Esclareço que atenuei a pena aquém do mínimo por ser este o entendimento desta Câmara e do Terceiro Grupo Criminal. E, com efeito, a restrição é construção doutrinária e jurisprudencial que tem base em interpretação sistemática (não a melhor) e traz sérios inconvenientes. O art. 59, inciso II do Código Penal impõe expressamente ao juiz fixar a pena-base “dentro dos limites previstos”. Ora, se o art. 65 (logo a seguir) não repete o dito e, ainda por cima, estabelece que as atenuantes sempre devem operar, é fácil concluir que o juiz não está adstrito ao limite mínimo na segunda fase.

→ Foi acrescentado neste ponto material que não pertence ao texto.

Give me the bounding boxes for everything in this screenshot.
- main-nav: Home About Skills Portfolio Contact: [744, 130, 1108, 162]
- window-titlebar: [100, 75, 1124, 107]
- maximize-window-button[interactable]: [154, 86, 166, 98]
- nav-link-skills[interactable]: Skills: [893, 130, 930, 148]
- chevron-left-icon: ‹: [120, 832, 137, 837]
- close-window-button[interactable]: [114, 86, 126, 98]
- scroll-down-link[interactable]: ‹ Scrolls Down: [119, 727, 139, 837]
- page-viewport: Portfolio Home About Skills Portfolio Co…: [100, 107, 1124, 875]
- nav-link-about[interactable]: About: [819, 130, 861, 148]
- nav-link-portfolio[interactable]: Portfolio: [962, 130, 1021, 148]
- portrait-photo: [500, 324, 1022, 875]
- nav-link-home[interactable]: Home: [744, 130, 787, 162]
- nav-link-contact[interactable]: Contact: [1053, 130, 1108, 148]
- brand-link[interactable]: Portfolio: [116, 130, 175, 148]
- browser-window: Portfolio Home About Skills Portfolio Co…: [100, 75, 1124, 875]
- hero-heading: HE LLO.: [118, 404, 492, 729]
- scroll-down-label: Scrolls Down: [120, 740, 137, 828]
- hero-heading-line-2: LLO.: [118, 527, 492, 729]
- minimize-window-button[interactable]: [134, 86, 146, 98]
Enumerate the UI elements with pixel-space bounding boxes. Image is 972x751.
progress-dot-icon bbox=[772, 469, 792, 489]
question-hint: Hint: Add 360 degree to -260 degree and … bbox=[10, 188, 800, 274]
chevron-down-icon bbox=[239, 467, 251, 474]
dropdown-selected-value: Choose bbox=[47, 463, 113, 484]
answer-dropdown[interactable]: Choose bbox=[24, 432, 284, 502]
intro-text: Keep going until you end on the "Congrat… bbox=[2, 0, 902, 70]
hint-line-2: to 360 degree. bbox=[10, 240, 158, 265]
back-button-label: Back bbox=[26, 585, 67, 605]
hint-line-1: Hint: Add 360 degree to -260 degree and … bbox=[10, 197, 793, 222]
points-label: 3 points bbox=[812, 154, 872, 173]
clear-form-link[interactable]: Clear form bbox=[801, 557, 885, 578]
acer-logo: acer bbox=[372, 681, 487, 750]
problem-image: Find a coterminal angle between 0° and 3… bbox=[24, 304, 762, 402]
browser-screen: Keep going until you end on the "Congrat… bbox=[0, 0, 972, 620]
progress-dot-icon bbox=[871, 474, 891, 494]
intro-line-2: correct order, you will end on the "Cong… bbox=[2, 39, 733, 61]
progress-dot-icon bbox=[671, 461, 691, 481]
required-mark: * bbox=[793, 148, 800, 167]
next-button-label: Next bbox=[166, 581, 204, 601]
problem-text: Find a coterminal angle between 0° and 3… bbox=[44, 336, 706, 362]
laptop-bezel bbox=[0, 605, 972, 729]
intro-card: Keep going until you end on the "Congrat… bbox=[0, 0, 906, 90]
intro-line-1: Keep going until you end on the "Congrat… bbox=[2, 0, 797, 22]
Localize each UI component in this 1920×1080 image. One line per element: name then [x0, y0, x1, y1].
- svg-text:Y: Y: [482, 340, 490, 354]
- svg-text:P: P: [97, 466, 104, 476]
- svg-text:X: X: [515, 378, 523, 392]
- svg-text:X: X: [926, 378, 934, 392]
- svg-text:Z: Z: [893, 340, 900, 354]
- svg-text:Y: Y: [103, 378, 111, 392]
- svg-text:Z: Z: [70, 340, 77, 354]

Não convence o argumento de que seria concedido excessivo arbítrio ao juiz, na medida em que a atenuação não tivesse limites, pois é sabido que a atenuante não deve reduzir tanto quanto reduziria uma causa de diminuição, que é um plus. Tampouco convence o argumento de que as agravantes poderiam levar a pena além do máximo, sepultando a garantia representada pelo princípio da legalidade das penas. Primeiro, porque as penas nunca atingem o limite superior, constituindo sofisma invocar garantias dos jurisdicionados para restringir-lhes direitos. Segundo, porque há motivos diversos para interpretar como insuperável o limite superior que não cabe aqui declinar. O que não se justifica, em absoluto, é a mesma circunstância operar ou não efeito conforme seja prevista como atenuante ou causa de diminuição. Tampouco é razoável que dois réus sejam condenados pelo mesmo delito à mesma pena, embora apenas um deles seja menor, haja confessado e demonstrado arrependimento, reparando o dano, por exemplo. Se a maioria da doutrina e da jurisprudência pensa de modo diverso, o só fato não lhe confere razão. A crônica judiciária é rica em casos de opiniões isoladas se converterem em tese dominante.” (Tribunal de Justiça do Rio Grande doSul – Apelação Criminal nº. 70013458963/05 – Relator João Batista Marques Tovo – 6ª. Câmara Criminal, grifo nosso).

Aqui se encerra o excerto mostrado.